Beyond Teamed Up With Warner Bros. And Created An AI-Powered Chatbot

Beyond teamed up with The Warner Bros Studios as part of Tour London.

The company worked in the making of Harry Potter to create an automated chatbot with broad lexicon which relates to the Warner Bros brand requirements and can think, feel, and respond in a variety of scenarios. By providing an intuitive customer experience that could deliver realtime responses and provide relevant information, the chatbot has reduced customer service inquiries and increased bookings for additional facilities at the tour.

harry-potter-warner-bros-campaign

Challenge
Warner Bros. Studio Tour London needed an intuitive customer experience that delivered real-time responses to queries and surfaced the most relevant information about bookings, schedules, and special events.

Approach
Beyond began by building an AI-powered chatbot, the behavioral research for which laid the foundation to a revamped site that could deliver the same captivating experience as the tour itself.

Value
They tend to increase conversion rate for ticket sales by 24%, and decreased bounce rate by 77% from reorganizing the architecture, reprioritizing the content, and dramatically improving the mobile experience.

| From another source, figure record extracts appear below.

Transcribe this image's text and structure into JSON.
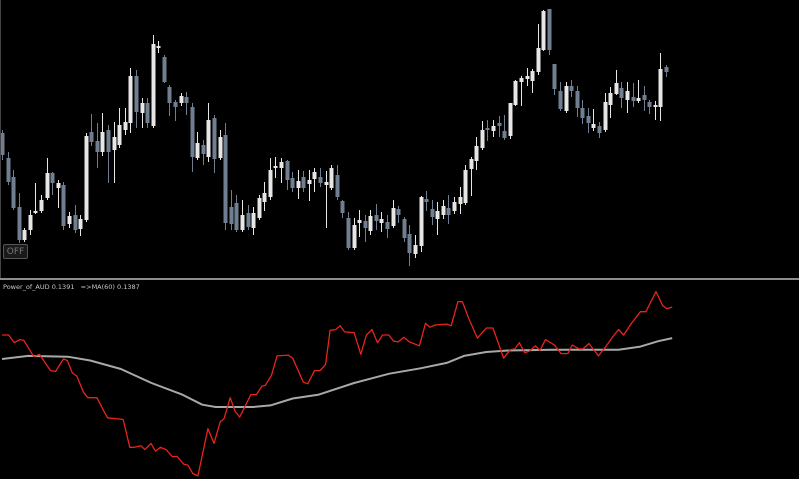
{
  "off_button": {
    "label": "OFF"
  },
  "indicator_label": {
    "name": "Power_of_AUD",
    "value": "0.1391",
    "ma_text": "=>MA(60)",
    "ma_value": "0.1387"
  },
  "colors": {
    "background": "#000000",
    "bull": "#e6e6e6",
    "bear": "#6f7f91",
    "indicator": "#e8241c",
    "ma": "#a8a8a8",
    "separator": "#8c8c8c"
  },
  "chart_data": [
    {
      "type": "candlestick",
      "title": "",
      "grid": false,
      "ylim": [
        2,
        280
      ],
      "ohlc": [
        [
          147,
          150,
          120,
          125
        ],
        [
          122,
          128,
          95,
          98
        ],
        [
          103,
          110,
          70,
          72
        ],
        [
          73,
          87,
          37,
          40
        ],
        [
          40,
          52,
          38,
          50
        ],
        [
          50,
          70,
          45,
          65
        ],
        [
          67,
          97,
          66,
          69
        ],
        [
          69,
          85,
          67,
          80
        ],
        [
          82,
          122,
          80,
          107
        ],
        [
          107,
          108,
          85,
          97
        ],
        [
          92,
          100,
          72,
          97
        ],
        [
          95,
          98,
          50,
          54
        ],
        [
          56,
          68,
          52,
          64
        ],
        [
          65,
          75,
          47,
          50
        ],
        [
          51,
          65,
          44,
          61
        ],
        [
          60,
          147,
          58,
          144
        ],
        [
          148,
          166,
          134,
          138
        ],
        [
          139,
          157,
          112,
          128
        ],
        [
          128,
          167,
          124,
          148
        ],
        [
          150,
          155,
          97,
          128
        ],
        [
          130,
          158,
          97,
          143
        ],
        [
          135,
          172,
          132,
          155
        ],
        [
          150,
          172,
          145,
          158
        ],
        [
          157,
          212,
          147,
          204
        ],
        [
          204,
          210,
          152,
          168
        ],
        [
          167,
          182,
          152,
          177
        ],
        [
          177,
          182,
          152,
          157
        ],
        [
          154,
          245,
          152,
          236
        ],
        [
          232,
          239,
          227,
          234
        ],
        [
          223,
          225,
          197,
          198
        ],
        [
          193,
          195,
          164,
          177
        ],
        [
          178,
          180,
          159,
          173
        ],
        [
          177,
          187,
          174,
          184
        ],
        [
          183,
          188,
          165,
          177
        ],
        [
          173,
          177,
          108,
          123
        ],
        [
          122,
          148,
          120,
          137
        ],
        [
          135,
          140,
          115,
          126
        ],
        [
          123,
          177,
          118,
          160
        ],
        [
          162,
          165,
          107,
          121
        ],
        [
          122,
          150,
          120,
          143
        ],
        [
          145,
          157,
          50,
          57
        ],
        [
          73,
          90,
          50,
          56
        ],
        [
          77,
          85,
          48,
          50
        ],
        [
          50,
          80,
          48,
          65
        ],
        [
          67,
          75,
          50,
          53
        ],
        [
          52,
          73,
          45,
          67
        ],
        [
          62,
          85,
          60,
          82
        ],
        [
          78,
          98,
          69,
          87
        ],
        [
          83,
          122,
          80,
          110
        ],
        [
          112,
          123,
          102,
          114
        ],
        [
          112,
          122,
          97,
          118
        ],
        [
          119,
          120,
          90,
          100
        ],
        [
          102,
          108,
          88,
          92
        ],
        [
          92,
          110,
          81,
          99
        ],
        [
          103,
          109,
          88,
          92
        ],
        [
          96,
          110,
          79,
          100
        ],
        [
          101,
          112,
          88,
          108
        ],
        [
          103,
          112,
          93,
          97
        ],
        [
          95,
          109,
          52,
          98
        ],
        [
          92,
          115,
          90,
          112
        ],
        [
          105,
          115,
          80,
          83
        ],
        [
          79,
          80,
          62,
          67
        ],
        [
          62,
          68,
          30,
          32
        ],
        [
          32,
          62,
          30,
          55
        ],
        [
          57,
          70,
          43,
          60
        ],
        [
          59,
          65,
          38,
          52
        ],
        [
          49,
          70,
          45,
          64
        ],
        [
          65,
          76,
          50,
          59
        ],
        [
          57,
          68,
          48,
          61
        ],
        [
          58,
          65,
          42,
          51
        ],
        [
          54,
          80,
          52,
          72
        ],
        [
          71,
          74,
          57,
          65
        ],
        [
          61,
          63,
          38,
          42
        ],
        [
          46,
          55,
          14,
          27
        ],
        [
          26,
          45,
          22,
          35
        ],
        [
          34,
          84,
          28,
          83
        ],
        [
          81,
          89,
          69,
          78
        ],
        [
          71,
          80,
          55,
          63
        ],
        [
          61,
          78,
          45,
          69
        ],
        [
          65,
          80,
          61,
          74
        ],
        [
          72,
          85,
          56,
          65
        ],
        [
          69,
          83,
          66,
          78
        ],
        [
          76,
          93,
          66,
          83
        ],
        [
          77,
          115,
          75,
          110
        ],
        [
          111,
          123,
          84,
          121
        ],
        [
          119,
          143,
          110,
          134
        ],
        [
          132,
          159,
          130,
          150
        ],
        [
          152,
          160,
          139,
          150
        ],
        [
          149,
          160,
          143,
          154
        ],
        [
          157,
          164,
          143,
          154
        ],
        [
          149,
          165,
          140,
          142
        ],
        [
          144,
          177,
          141,
          177
        ],
        [
          175,
          200,
          174,
          199
        ],
        [
          198,
          204,
          174,
          202
        ],
        [
          201,
          212,
          194,
          204
        ],
        [
          199,
          211,
          187,
          209
        ],
        [
          208,
          256,
          205,
          232
        ],
        [
          230,
          270,
          229,
          269
        ],
        [
          271,
          271,
          225,
          230
        ],
        [
          216,
          216,
          185,
          191
        ],
        [
          189,
          198,
          169,
          171
        ],
        [
          169,
          198,
          167,
          194
        ],
        [
          194,
          200,
          183,
          189
        ],
        [
          189,
          194,
          163,
          172
        ],
        [
          172,
          180,
          156,
          162
        ],
        [
          164,
          172,
          147,
          157
        ],
        [
          152,
          171,
          149,
          156
        ],
        [
          154,
          158,
          142,
          147
        ],
        [
          150,
          187,
          148,
          178
        ],
        [
          175,
          193,
          162,
          187
        ],
        [
          186,
          210,
          185,
          197
        ],
        [
          192,
          198,
          172,
          182
        ],
        [
          180,
          198,
          167,
          189
        ],
        [
          183,
          197,
          173,
          179
        ],
        [
          179,
          200,
          177,
          182
        ],
        [
          185,
          194,
          169,
          180
        ],
        [
          178,
          180,
          166,
          173
        ],
        [
          173,
          179,
          160,
          175
        ],
        [
          173,
          227,
          159,
          211
        ],
        [
          213,
          215,
          203,
          208
        ]
      ]
    },
    {
      "type": "line",
      "title": "",
      "grid": false,
      "ylim": [
        0.13688,
        0.13945
      ],
      "series": [
        {
          "name": "Power_of_AUD",
          "color": "#e8241c",
          "points": [
            [
              0,
              0.13874
            ],
            [
              1.2,
              0.13874
            ],
            [
              2.2,
              0.13864
            ],
            [
              3.2,
              0.13868
            ],
            [
              3.9,
              0.13867
            ],
            [
              5.7,
              0.13846
            ],
            [
              6.7,
              0.13849
            ],
            [
              8.7,
              0.13828
            ],
            [
              9.6,
              0.13827
            ],
            [
              11,
              0.13843
            ],
            [
              11.7,
              0.13841
            ],
            [
              12.6,
              0.13825
            ],
            [
              13.4,
              0.13821
            ],
            [
              14.6,
              0.138
            ],
            [
              15.4,
              0.13793
            ],
            [
              17,
              0.13793
            ],
            [
              18.3,
              0.13775
            ],
            [
              18.9,
              0.13767
            ],
            [
              21.7,
              0.13765
            ],
            [
              22.9,
              0.13729
            ],
            [
              23.7,
              0.13729
            ],
            [
              24.9,
              0.13731
            ],
            [
              25.6,
              0.13726
            ],
            [
              26.7,
              0.13734
            ],
            [
              27.5,
              0.13724
            ],
            [
              28.4,
              0.13729
            ],
            [
              29.4,
              0.13726
            ],
            [
              30.5,
              0.13717
            ],
            [
              31.4,
              0.13717
            ],
            [
              32.6,
              0.13707
            ],
            [
              33.3,
              0.13706
            ],
            [
              34.2,
              0.13695
            ],
            [
              35.1,
              0.13692
            ],
            [
              36.9,
              0.13753
            ],
            [
              38,
              0.13734
            ],
            [
              39.1,
              0.13762
            ],
            [
              39.8,
              0.13766
            ],
            [
              40.9,
              0.13793
            ],
            [
              41.8,
              0.13775
            ],
            [
              42.6,
              0.13768
            ],
            [
              44.6,
              0.13797
            ],
            [
              45.6,
              0.13797
            ],
            [
              46.6,
              0.13808
            ],
            [
              47.2,
              0.13809
            ],
            [
              48.3,
              0.13822
            ],
            [
              49.3,
              0.13847
            ],
            [
              51.3,
              0.13848
            ],
            [
              52.1,
              0.13844
            ],
            [
              54,
              0.13813
            ],
            [
              54.8,
              0.13811
            ],
            [
              56,
              0.13828
            ],
            [
              57,
              0.13828
            ],
            [
              58,
              0.13836
            ],
            [
              58.8,
              0.1388
            ],
            [
              59.8,
              0.13881
            ],
            [
              60.6,
              0.13886
            ],
            [
              61.4,
              0.13878
            ],
            [
              63.1,
              0.13877
            ],
            [
              64.3,
              0.13849
            ],
            [
              65.3,
              0.13874
            ],
            [
              66.3,
              0.13881
            ],
            [
              67.3,
              0.13864
            ],
            [
              68.2,
              0.13874
            ],
            [
              69.3,
              0.13874
            ],
            [
              70.2,
              0.13866
            ],
            [
              71,
              0.13865
            ],
            [
              72,
              0.13871
            ],
            [
              73,
              0.13865
            ],
            [
              74.8,
              0.1386
            ],
            [
              75.9,
              0.13889
            ],
            [
              76.7,
              0.13884
            ],
            [
              77.7,
              0.13887
            ],
            [
              79.7,
              0.13888
            ],
            [
              80.5,
              0.13886
            ],
            [
              81.7,
              0.13917
            ],
            [
              82.5,
              0.13917
            ],
            [
              83.6,
              0.13896
            ],
            [
              85.2,
              0.1387
            ],
            [
              86.8,
              0.13883
            ],
            [
              88,
              0.13883
            ],
            [
              89.9,
              0.13844
            ],
            [
              91.1,
              0.13855
            ],
            [
              91.9,
              0.13856
            ],
            [
              92.7,
              0.13864
            ],
            [
              93.7,
              0.13851
            ],
            [
              94.5,
              0.13853
            ],
            [
              95.6,
              0.1386
            ],
            [
              96.4,
              0.13854
            ],
            [
              97.4,
              0.13868
            ],
            [
              99,
              0.13861
            ],
            [
              100.2,
              0.1385
            ],
            [
              101.4,
              0.1385
            ],
            [
              102.2,
              0.13861
            ],
            [
              103.4,
              0.13856
            ],
            [
              104.1,
              0.13856
            ],
            [
              105.2,
              0.13863
            ],
            [
              105.7,
              0.13858
            ],
            [
              106.9,
              0.13847
            ],
            [
              108.1,
              0.13858
            ],
            [
              109.7,
              0.13874
            ],
            [
              110.5,
              0.13881
            ],
            [
              111.4,
              0.13874
            ],
            [
              112.8,
              0.13889
            ],
            [
              114.4,
              0.13904
            ],
            [
              115.4,
              0.13904
            ],
            [
              117.2,
              0.1393
            ],
            [
              118.4,
              0.13912
            ],
            [
              119.1,
              0.13908
            ],
            [
              120.1,
              0.1391
            ]
          ]
        },
        {
          "name": "MA(60)",
          "color": "#a8a8a8",
          "points": [
            [
              0,
              0.13843
            ],
            [
              4.7,
              0.13847
            ],
            [
              11.8,
              0.13846
            ],
            [
              15.8,
              0.13841
            ],
            [
              21.3,
              0.1383
            ],
            [
              26.8,
              0.13812
            ],
            [
              32.3,
              0.13797
            ],
            [
              35.9,
              0.13784
            ],
            [
              38.3,
              0.13781
            ],
            [
              45,
              0.13781
            ],
            [
              48.1,
              0.13783
            ],
            [
              52.1,
              0.13792
            ],
            [
              56.8,
              0.13797
            ],
            [
              63.1,
              0.13812
            ],
            [
              69.4,
              0.13824
            ],
            [
              75,
              0.13831
            ],
            [
              79.7,
              0.13838
            ],
            [
              82.8,
              0.13847
            ],
            [
              86.8,
              0.13852
            ],
            [
              90.7,
              0.13854
            ],
            [
              98.6,
              0.13855
            ],
            [
              110.5,
              0.13855
            ],
            [
              114.4,
              0.13859
            ],
            [
              117.6,
              0.13866
            ],
            [
              120.1,
              0.1387
            ]
          ]
        }
      ]
    }
  ]
}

Lean research & validation

The team have discussed product vision, goals, and user-needs with stakeholders, and then conducted rounds of interviews with current Customer Service and Community Management team members for a clearer view of user-needs before content creation process. The result of this collaborative approach created faster results that worked well for the business, because people from the inside contributed to shaping the direction the whole way.

ai-powered-chatbot-beyond-warnerbros

beyond-uk-agency-warner-bros-chatbot

Information Architecture

Understanding the needs of both stakeholders and visitors to the Warner Bros. Studio Tour London: The Making of Harry Potter site, Beyond designed a new site structure that led users to the information they most needed — and were most lacking. The resulting architecture clarified what visitors should expect of the tour, reduced customer service inquiries, and increased bookings for additional facilities.